The government will “apologise to nobody” for its last-minute change to the exams system which will offer some pupils the option to use “valid mock grades” instead of standardised results, the schools minister has said.
Nick Gibb was defiant when he appeared on BBC Breakfast this morning to defend the change, which was announced late last night and has been widely criticised.
Under the new system, drawn up less than two days before A-level results day, the DfE said that students “could receive the higher result out of their calculated grade, valid mock grade, or autumn exam grade”. The mock exam option will be available via the appeals process, ministers said.
But school leaders were damning in their response, with ASCL general secretary Geoff Barton saying the “idea of introducing at the eleventh hour a system in which mock exam results trump calculated grades beggars belief”.
Asked about the last-minute proposals, Gibb said: “We apologise to nobody for finding solutions – even at the eleventh hour – to stop any student being disadvantaged by this system.”

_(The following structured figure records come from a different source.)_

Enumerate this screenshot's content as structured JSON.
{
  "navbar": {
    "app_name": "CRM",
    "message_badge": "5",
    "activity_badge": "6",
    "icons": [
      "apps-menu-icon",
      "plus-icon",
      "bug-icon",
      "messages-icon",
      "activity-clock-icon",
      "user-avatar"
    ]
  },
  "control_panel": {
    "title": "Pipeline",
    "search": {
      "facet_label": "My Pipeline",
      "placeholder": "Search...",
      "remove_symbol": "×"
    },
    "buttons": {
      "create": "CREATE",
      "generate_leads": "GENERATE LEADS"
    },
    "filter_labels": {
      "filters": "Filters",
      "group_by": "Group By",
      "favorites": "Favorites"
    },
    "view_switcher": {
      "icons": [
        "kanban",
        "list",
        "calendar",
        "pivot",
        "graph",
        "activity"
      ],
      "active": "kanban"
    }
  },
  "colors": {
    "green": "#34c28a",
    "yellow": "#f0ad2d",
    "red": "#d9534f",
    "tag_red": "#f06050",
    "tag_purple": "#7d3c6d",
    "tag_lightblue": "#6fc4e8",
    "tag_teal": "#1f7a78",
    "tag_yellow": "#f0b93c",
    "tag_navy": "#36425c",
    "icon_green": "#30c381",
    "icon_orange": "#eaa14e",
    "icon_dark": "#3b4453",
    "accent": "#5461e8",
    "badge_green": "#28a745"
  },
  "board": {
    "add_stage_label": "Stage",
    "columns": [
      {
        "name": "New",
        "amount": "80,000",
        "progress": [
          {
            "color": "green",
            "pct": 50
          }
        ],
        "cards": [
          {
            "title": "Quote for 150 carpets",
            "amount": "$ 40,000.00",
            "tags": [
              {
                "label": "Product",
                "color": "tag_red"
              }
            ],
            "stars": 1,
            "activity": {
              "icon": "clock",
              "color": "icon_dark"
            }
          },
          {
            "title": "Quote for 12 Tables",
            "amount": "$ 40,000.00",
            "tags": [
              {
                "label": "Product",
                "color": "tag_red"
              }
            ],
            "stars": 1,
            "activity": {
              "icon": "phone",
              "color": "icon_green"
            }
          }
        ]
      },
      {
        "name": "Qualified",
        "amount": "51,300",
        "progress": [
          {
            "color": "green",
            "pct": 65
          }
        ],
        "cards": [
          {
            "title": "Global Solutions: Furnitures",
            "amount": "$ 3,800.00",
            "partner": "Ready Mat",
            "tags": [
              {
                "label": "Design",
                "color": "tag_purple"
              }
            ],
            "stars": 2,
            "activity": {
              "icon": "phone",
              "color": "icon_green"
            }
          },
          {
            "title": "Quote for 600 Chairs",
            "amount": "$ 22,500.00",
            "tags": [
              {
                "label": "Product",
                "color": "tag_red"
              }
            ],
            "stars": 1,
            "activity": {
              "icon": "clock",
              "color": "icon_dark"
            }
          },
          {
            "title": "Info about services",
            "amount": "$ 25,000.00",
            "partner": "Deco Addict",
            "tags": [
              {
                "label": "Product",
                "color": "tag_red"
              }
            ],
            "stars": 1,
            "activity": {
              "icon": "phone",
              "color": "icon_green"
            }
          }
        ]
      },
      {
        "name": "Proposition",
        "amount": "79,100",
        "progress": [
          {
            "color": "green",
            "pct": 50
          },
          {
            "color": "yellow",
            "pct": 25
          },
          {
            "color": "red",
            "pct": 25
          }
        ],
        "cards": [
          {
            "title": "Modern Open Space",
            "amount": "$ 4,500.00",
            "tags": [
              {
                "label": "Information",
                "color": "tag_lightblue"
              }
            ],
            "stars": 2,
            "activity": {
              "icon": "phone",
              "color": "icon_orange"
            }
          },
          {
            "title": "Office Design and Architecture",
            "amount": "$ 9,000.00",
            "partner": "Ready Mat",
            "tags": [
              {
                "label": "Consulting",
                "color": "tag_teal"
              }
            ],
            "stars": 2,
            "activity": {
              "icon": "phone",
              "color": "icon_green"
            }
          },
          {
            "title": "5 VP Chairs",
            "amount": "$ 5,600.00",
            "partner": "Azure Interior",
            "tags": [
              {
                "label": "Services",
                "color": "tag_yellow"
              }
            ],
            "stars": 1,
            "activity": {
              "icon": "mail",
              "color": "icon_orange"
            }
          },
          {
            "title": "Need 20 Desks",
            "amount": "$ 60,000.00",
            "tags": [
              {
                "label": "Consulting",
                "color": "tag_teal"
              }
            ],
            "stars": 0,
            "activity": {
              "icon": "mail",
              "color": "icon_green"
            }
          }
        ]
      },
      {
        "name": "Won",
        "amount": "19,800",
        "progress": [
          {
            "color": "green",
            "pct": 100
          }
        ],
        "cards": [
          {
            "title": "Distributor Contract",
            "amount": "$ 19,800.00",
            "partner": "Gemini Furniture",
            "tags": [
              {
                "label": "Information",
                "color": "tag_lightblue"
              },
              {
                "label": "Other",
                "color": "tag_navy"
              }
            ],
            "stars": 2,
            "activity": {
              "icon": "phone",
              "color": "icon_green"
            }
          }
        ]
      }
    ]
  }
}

His comments come in sharp contrast to those of John Swinney, Scotland’s education minister, who yesterday apologised to pupils affected by the exam results crisis north of the border.
Gibb admitted in his BBC interview that ministers in England had been “worried” by what happened in Scotland, where ministers were this week forced to withdraw more than 124,000 standardised grades that had been downgraded, and give pupils their school-provided grades instead.
But he said the UK government was “not changing the fundamental system here as they are in Scotland”, and insisted there was “no confusion”.
“We have been very clear from the very beginning. We had to have a system in place to award qualifications to young people given that we had cancelled the exams,” he said.
“With the best model in the world there will be students who fall outside it. We didn’t want any students to suffer disadvantage.”
Appearing on Sky News later in the morning, Gibb said the change was about “making sure at the edges that no student is disadvantaged”.
The government had already announced an “enhanced” appeals process last week, Gibb said. Under said system, schools will be able to appeal if they feel data used to standardise grades was not a “reliable basis” for predicting 2020 results.
The minister said the further change was meant “to capture, to give a safety net to any student who might fall through the system”.
“It will only affect a small group of people,” he said. “Most young people tomorrow will get the grade that the teacher sent into the exam board that they thought they would get.
“Those grades that are being changed, they are only being changed by about one grade, so most young people will be able to go on to university.”